In The Politics of Nostalgia, his 1987 book about NZ's far right, Paul Spoonley reported that some members of Christchurch's skinhead gangs were Samoan. They justified their membership by saying they had German ancestors; this lineage made them superior even to their Anglo-Saxon gangmates.

Like the Samoan Nazi Party, Tiny Toese makes us aware of the essential irrationality of racism, & the arbitrary nature of the boundaries drawn up between races. It is politics & prejudice, & not any sort of science, that separates the chosen from the untermensch.

In his superb book The Devil's Handwriting, George Steinmetz shows how many early German visitors to Samoa insisted locals were 'white'. These visitors were both impressed by Samoans & sure whiteness was a measure of value; hence their determination to make Polynesians white.

In 16th & 17th centuries, the people of Cornwall were regarded as dark-skinned barbarians by England's rulers & writers; their county was named West Barbary, after the region in North Africa. Irish & Highland Scots were also often considered 'black' by England's establishment.
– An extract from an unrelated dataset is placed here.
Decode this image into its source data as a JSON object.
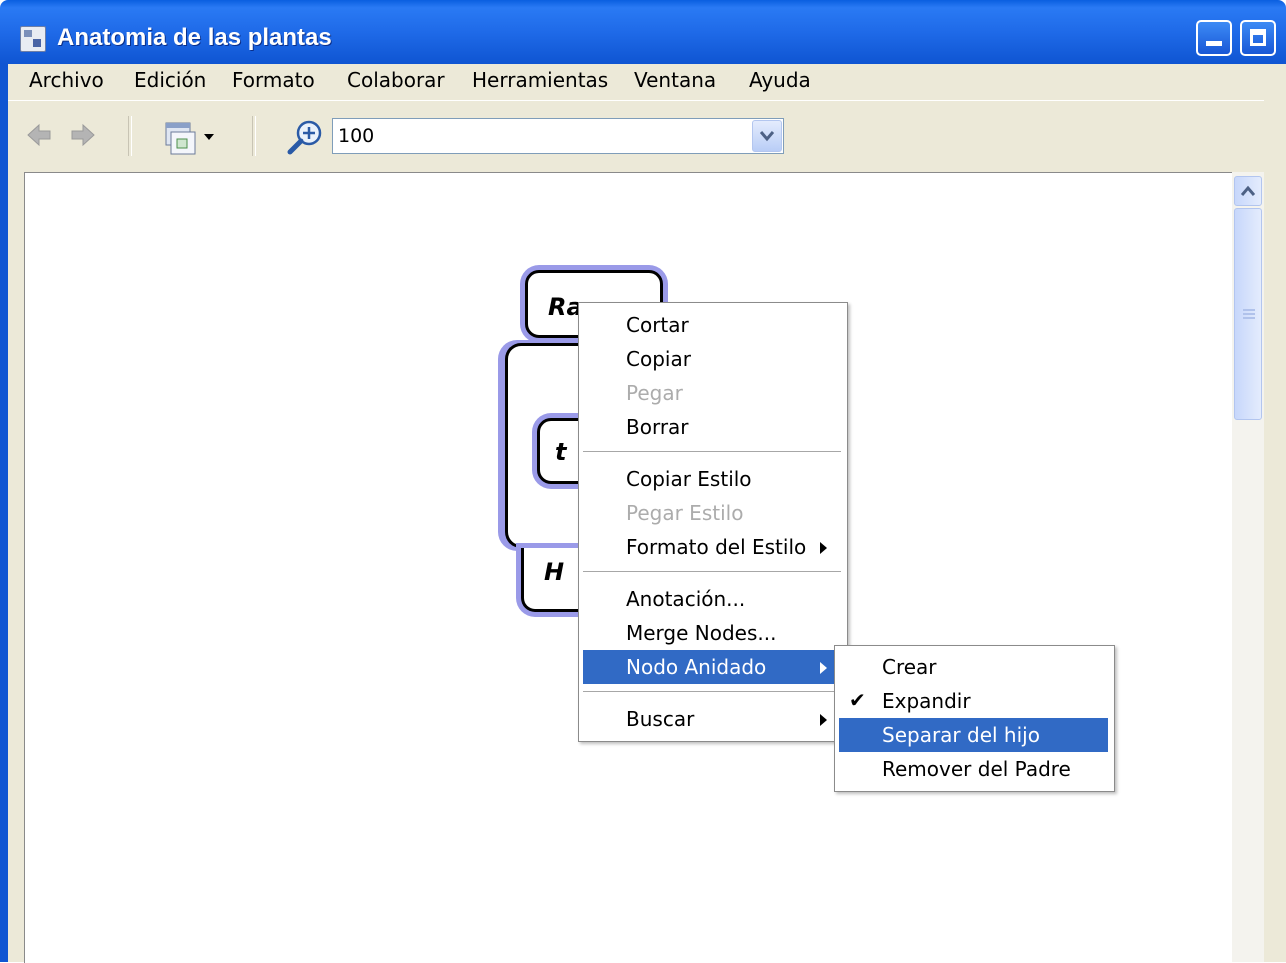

Northumbrian historian Alastair Bonnett has tried to trace arbitrary & shifting understandings of race by reading old texts. He reports that in the 19th century the English working class was regarded by many of that country's elite as dark-skinned & barbarous.
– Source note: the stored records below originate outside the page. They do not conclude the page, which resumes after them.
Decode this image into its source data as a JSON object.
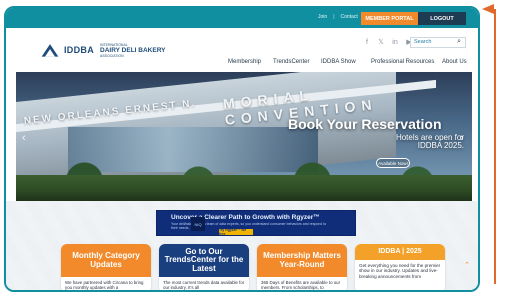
{
  "topbar": {
    "join_label": "Join",
    "separator": "|",
    "contact_label": "Contact",
    "member_portal_label": "MEMBER PORTAL",
    "logout_label": "LOGOUT"
  },
  "header": {
    "logo": {
      "acronym": "IDDBA",
      "subtext": "INTERNATIONAL",
      "name_line": "DAIRY DELI BAKERY",
      "tagline": "ASSOCIATION"
    },
    "search": {
      "placeholder": "Search"
    },
    "social_icons": [
      "facebook-icon",
      "twitter-icon",
      "linkedin-icon",
      "youtube-icon"
    ],
    "nav": [
      "Membership",
      "TrendsCenter",
      "IDDBA Show",
      "Professional Resources",
      "About Us"
    ]
  },
  "hero": {
    "sign_left": "NEW ORLEANS ERNEST N.",
    "sign_right": "MORIAL CONVENTION",
    "headline": "Book Your Reservation",
    "subheadline": "Hotels are open for IDDBA 2025.",
    "cta_label": "Available Now!"
  },
  "ad": {
    "title": "Uncover a Clearer Path to Growth with Rgyzer™",
    "subtitle": "Your deli/bakery and a team of data experts, so you understand consumer behaviors and respond to their needs.",
    "button": "Try Rgyzer™ for free",
    "logo": "NIQ"
  },
  "cards": [
    {
      "title": "Monthly Category Updates",
      "body": "We have partnered with Circana to bring you monthly updates with a"
    },
    {
      "title": "Go to Our TrendsCenter for the Latest",
      "body": "The most current trends data available for our industry. It's all"
    },
    {
      "title": "Membership Matters Year-Round",
      "body": "365 Days of Benefits are available to our members. From scholarships, to"
    },
    {
      "title": "IDDBA | 2025",
      "body": "Get everything you need for the premier show in our industry. Updates and live-breaking announcements from"
    }
  ],
  "ui_icons": {
    "hero_prev": "chevron-left-icon",
    "hero_next": "chevron-right-icon",
    "scroll_up": "chevron-up-icon",
    "search_icon": "magnifier-icon"
  },
  "colors": {
    "topbar": "#0f8fa0",
    "member_button": "#f18a2a",
    "logout_button": "#1d3b53",
    "card_orange": "#f28a2b",
    "card_navy": "#1a3f7f",
    "pointer": "#e06a2b"
  }
}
Bonnett reports a visit that an aristocratic English general made to the trenches of the Western front during World War One. Soldiers were washing themselves during a lull in fighting. 'I did not think the working class was so white!' the general exclaimed.

Friday, August 16, 2019

Reviving Zealandia


I will be verbally desecrating central Auckland's New Zealand Wars memorial & statue of Zealandia tomorrow, at an Artspace event. The event is perhaps pertinent, because a new white supremacist outfit has chosen Zealandia as a mascot.
Zealandia was conceived by 19th century colonists as the younger sister of Britannia, the female personification of Britain. For decades Zealandia was popular. Statues & stamps honoured her. She was almost forgotten, but now white supremacists want to redeploy her.
Action Zealandia has apparently risen from the ashes of the Dominion Movement, an alt-right outfit that dissolved itself after the terrorist attacks in Christchurch. The new group offers the same old cliches about white power & the evils of multiculturalism & miscegenation.
At Auckland's memorial, a bare-breasted Zealandia lays a wreath in honour of British troops, colonists, & 'friendly Maoris' who supposedly won freedom in the NZ Wars. Last year activists put a tomahawk, feared weapon of Kingite guerrillas during the Waikato War, through her head.
The New Zealand Wars were fought with symbols as well as rifles. In many of the towns of the Waikato, space itself groans under the demands of the past. Conquerors of Ngaruawahia, the Maori king's capital, relaid the town's streets, so that they made the shape of the Union Jack.
I see white supremacists' embrace of Zealandia as a sign of their cultural confusion. On the one hand, they claim to be New Zealand nationalists; on the other hand, they defer to European ancestors, & deny the rights of the indigenous people of these islands.
Zealandia was the creation of Britons, & she is clearly junior to, & subordinate to, Britannia. She makes a poor symbol for nationalists, which is perhaps why she was largely abandoned by the NZ state in the late 20th century.
The name of the Dominion Movement, the predecessor to Action Zealandia, also showed up a cultural confusion. It was supposed to allude to ARD Fairburn's long poem, which criticised & satirised Depression-era NZ.
But Fairburn's 'Dominion' was hardly a clarion call for New Zealand nationalists. Like his friend Allen Curnow, Fairburn mocked colonial New Zealanders as avaricious & ignorant: poor material for a culture.
I suspect that the white nationalists who latched onto Fairburn's poem were keen to find a local intellectual they could identify with. But the sceptical temper that Pakeha intellectuals have tended to adopt towards their country makes such an appropriation difficult.